Für den, der in der Natur aufwächst, wird sie zur Freundin und Führerin, und
ihr Einfluss auf den Menschen lässt sich dann nicht treffender ausdrücken, als
durch die schönen Worte Eichendorffs:
- »Schläft ein Lied in allen Dingen,
- Die da träumen fort und fort,
- Und die Welt hebt an zu klingen,
- Triffst du nur das Zauberwort.«
Wenn es gelingt, diese Lebenskräfte der natürlichen Umgebung und der Heimat für die Erziehung und Bildung der Jugend nutzbar zu machen, dann wird sich auch von selbst die rechte Heimatliebe entwickeln, deren Fehlen wir in der Gegenwart so oft beklagen müssen.
Auch in bezug auf die Charaktererziehung müssen wir den einfachen Verhältnissen des Landes den Vorzug geben vor den verwickelten Verhältnissen der Grossstadt. Hier, wo die Menschen dicht zusammengedrängt wohnen, kennt doch kaum einer den andern und weiss nichts von seinem inneren Leben. Dort dagegen sind die Lebensverhältnisse viel durchsichtiger und auch dem Aussenstehenden vertrauter. Die Familien kennen sich untereinander, die Personen und ihre Schicksale von den Grossvätern bis zu den Enkeln; ihr Glück und ihr Unglück, ihre Tugenden und ihre Laster werden als gute oder als schlechte Beispiele beachtet. Der Zusammenhang menschlichen Tuns und äusserer Erfolge, von Charaktereigenschaften und Schicksalen des Einzelnen liegen auch für das kindliche Verständnis klar zutage.
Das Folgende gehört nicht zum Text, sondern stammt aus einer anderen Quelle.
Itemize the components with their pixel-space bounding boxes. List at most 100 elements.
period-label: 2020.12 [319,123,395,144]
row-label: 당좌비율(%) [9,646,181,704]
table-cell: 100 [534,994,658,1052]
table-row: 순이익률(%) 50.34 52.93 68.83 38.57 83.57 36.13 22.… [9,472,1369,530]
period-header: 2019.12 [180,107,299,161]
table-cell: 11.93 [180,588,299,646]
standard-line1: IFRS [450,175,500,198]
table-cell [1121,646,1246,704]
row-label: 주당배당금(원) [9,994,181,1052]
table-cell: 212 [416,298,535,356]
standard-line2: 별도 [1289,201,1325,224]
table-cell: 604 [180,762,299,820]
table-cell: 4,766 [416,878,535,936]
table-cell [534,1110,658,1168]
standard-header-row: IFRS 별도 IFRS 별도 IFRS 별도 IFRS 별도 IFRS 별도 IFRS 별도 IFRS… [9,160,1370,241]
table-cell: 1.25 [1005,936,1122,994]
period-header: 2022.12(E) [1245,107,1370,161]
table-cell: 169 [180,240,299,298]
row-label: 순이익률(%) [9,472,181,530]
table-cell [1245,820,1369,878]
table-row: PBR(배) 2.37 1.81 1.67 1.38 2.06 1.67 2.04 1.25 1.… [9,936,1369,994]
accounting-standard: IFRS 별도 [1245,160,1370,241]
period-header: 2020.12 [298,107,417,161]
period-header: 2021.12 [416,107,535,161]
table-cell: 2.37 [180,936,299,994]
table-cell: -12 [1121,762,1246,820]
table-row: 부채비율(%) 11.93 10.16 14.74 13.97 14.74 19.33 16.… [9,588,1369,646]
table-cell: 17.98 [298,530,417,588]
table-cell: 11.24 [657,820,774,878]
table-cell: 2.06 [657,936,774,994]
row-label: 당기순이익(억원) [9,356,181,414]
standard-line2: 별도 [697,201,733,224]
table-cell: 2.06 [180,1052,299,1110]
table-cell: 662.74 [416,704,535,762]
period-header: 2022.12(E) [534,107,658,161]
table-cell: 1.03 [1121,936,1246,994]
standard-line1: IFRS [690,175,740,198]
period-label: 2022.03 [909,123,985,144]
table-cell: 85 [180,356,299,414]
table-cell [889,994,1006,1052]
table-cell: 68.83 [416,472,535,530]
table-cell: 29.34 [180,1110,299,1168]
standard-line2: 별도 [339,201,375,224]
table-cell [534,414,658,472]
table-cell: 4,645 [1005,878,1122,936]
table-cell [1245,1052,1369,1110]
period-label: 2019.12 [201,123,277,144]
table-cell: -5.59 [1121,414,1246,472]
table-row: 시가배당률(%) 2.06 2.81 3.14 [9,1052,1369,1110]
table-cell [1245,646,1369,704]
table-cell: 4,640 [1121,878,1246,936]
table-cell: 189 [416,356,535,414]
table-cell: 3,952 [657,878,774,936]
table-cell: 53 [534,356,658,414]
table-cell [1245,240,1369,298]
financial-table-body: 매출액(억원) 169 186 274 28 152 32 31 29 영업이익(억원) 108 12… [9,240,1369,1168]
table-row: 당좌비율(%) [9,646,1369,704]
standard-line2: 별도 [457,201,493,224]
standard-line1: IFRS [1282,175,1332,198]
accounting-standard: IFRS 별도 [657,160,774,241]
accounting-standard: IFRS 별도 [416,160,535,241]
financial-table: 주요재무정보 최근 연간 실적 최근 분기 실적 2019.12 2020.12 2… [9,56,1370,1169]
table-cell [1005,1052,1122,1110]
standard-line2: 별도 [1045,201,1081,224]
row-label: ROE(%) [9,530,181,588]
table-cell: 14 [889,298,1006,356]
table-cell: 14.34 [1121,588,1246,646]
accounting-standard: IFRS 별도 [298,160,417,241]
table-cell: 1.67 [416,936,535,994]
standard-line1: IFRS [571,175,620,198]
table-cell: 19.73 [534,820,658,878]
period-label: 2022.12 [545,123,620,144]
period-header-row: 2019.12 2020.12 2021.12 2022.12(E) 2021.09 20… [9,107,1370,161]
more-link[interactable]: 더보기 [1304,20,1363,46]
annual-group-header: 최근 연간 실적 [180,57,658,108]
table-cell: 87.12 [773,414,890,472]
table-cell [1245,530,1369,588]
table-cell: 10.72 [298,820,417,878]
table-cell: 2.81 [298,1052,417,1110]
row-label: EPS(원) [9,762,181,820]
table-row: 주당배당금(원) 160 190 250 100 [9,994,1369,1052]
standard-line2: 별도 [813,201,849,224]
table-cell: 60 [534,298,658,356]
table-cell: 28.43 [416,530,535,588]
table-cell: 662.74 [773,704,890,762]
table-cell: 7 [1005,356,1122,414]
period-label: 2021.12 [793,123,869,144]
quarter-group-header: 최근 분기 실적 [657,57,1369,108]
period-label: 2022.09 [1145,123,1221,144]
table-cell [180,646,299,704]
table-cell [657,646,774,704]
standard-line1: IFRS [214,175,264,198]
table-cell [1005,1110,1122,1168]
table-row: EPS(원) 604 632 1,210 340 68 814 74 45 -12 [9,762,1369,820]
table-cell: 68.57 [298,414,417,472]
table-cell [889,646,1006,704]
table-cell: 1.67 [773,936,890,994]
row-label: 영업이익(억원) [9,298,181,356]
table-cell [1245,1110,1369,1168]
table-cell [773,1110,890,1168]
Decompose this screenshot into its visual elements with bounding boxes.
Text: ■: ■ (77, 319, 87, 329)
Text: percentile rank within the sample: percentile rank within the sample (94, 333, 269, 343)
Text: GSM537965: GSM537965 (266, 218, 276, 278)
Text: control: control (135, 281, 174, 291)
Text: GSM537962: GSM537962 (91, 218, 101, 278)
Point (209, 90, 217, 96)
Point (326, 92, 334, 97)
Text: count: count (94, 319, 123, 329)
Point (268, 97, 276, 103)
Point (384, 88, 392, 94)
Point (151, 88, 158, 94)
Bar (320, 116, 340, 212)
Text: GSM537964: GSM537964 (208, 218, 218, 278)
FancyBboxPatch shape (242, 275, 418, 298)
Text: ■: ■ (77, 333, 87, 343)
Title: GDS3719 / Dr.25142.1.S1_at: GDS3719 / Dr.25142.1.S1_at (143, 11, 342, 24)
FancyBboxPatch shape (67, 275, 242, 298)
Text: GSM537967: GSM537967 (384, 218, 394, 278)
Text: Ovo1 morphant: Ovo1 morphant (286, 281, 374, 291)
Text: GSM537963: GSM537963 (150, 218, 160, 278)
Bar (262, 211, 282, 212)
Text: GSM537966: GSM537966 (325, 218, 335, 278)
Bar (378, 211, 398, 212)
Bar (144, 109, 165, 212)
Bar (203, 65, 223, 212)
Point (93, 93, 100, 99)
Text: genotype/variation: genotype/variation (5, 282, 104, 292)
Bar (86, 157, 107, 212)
So wird das Leben dem Kinde zu einer Schule der Erkenntnis und es entwickeln sich schon in der Jugend die Keime zu dem späteren Wollen des Menschen. Die Erziehung ist dann so weit vorbereitet, dass sie durch das, was der eigentliche Unterricht und die Schule bieten, nur noch vertieft und gefestigt, aber in ihren Grundlagen nicht mehr geändert werden kann.